The meaning of Lent

As a Catholic school in the tradition of Edmund Rice, CBC Fremantle is a community that celebrates the love and principles of Jesus Christ, and the period of Lent is one of the most important events in the Church's liturgical calendar.

Lasting from Ash Wednesday to Easter Sunday, Lent is a beautiful time of renewal and rebirth; a God-given opportunity to reconnect with our own authenticity and spirituality. Lent reminds us that Jesus' ultimate sacrifice for each and every one of us can motivate us to be better people, to have more compassion, to look beyond material things and to place more emphasis on loving relationships and making the world a better place.

As I explained to our boys at our Ash Wednesday Liturgy, the period of Lent allows us to focus on four areas:

  • Prayer – time to talk and communicate with God
  • Penance and the repentance of sins
  • Almsgiving and charity
  • Self-denial – giving up something for Lent.


Lent is a time to strengthen our connection with God through prayer. Take time to talk and communicate with God, remembering that our own personal conversations with the divine are our own.

American author, sometimes controversial political activist and always faithful Christian Anne Lamott talks about this deeply personal communication as a constant in her life. She describes how one of her friends uses the daily prayer, "Help me" every morning, and finishes her day with "Thank you." It is succinct, with an admirable economy of words that feels like a little post-it note prayer and a wonderful way to bring a daily communion into our lives, but Lent is a time for us to delve a little deeper and to regenerate our connection with God.

By doing this, by fortifying our relationship, by allowing the grace of God to flow through us, we can perhaps live with the fly-by conversations, the 'help me' and 'thank you' during our busy daily lives at other times.

Penance and self-denial

Lent is a reminder of the ultimate sacrifice of Jesus Christ. During Lent, we seek to atone for our sins through penance and the repentance of our sins. We can commit to fasting and avoiding certain luxuries to symbolise the 40 days Jesus spent in the desert being tempted by Satan and coming to terms with His divine fate.

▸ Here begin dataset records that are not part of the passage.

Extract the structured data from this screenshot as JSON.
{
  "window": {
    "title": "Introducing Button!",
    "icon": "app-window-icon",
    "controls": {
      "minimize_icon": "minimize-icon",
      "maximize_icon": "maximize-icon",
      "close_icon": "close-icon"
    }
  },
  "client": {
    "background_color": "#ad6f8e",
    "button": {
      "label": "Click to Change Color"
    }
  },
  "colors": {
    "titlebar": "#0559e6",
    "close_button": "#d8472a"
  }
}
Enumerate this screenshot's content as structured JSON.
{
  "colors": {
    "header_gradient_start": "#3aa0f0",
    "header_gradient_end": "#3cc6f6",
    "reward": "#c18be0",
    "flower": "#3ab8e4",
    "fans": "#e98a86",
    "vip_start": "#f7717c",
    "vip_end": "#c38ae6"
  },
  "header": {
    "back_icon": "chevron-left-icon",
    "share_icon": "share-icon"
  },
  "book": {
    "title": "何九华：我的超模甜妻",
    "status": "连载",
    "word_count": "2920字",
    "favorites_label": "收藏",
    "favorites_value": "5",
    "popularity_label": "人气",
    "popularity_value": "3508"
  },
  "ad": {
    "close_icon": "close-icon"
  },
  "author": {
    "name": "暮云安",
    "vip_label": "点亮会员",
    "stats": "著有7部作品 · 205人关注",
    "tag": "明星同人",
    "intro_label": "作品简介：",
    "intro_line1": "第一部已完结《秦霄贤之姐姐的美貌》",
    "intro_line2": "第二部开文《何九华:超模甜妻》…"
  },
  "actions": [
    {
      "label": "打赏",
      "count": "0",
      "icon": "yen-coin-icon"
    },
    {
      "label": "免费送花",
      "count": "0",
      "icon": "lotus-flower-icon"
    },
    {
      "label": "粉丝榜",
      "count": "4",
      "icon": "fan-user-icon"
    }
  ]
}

Parents can be excellent role models of self-denial and sacrifice in the home, perhaps promoting digital technology fasting or going without sweets. Prompting conversations about Lent could result in life-changing habits and family traditions, and don't forget the power of a simple prayer before the evening meal to foster family unity during the challenge.


Arising from the deeper connection to God and the atonement we can engage in to place greater emphasis on our reflection on the ultimate sacrifice of Jesus Christ, during Lent we seek to put others first through charity and service.

At CBC, students live out the College's motto Palma Virtuti -- goodness is its own reward – by engaging in Project Compassion and committing to giving a portion of their pocket money to Caritas Australia to continue their global mission to help people in need. This incredible organisation quietly provides invaluable assistance in all sorts of places of desperate need around the world, like earth-bound angels of compassion.

Charity can also take on small acts of kindness and simple gestures of goodwill on a daily basis that remind us of the teachings of Jesus Christ and that love is the enduring message of His legacy.

After Lent

Lent culminates in Holy Week and Good Friday, which commemorate the trial and death of our Lord Jesus Christ. Easter Sunday ends the period of Lent, celebrating the resurrection of our Lord Jesus Christ and filling us with hope that His ultimate sacrifice is not in vain. We can be filled with hope and light that our own service, our own sacrifices and our own conversation with God can sustain us as we continue on our journey and help us to love one another without reservation.

May God bless you during Lent and forever.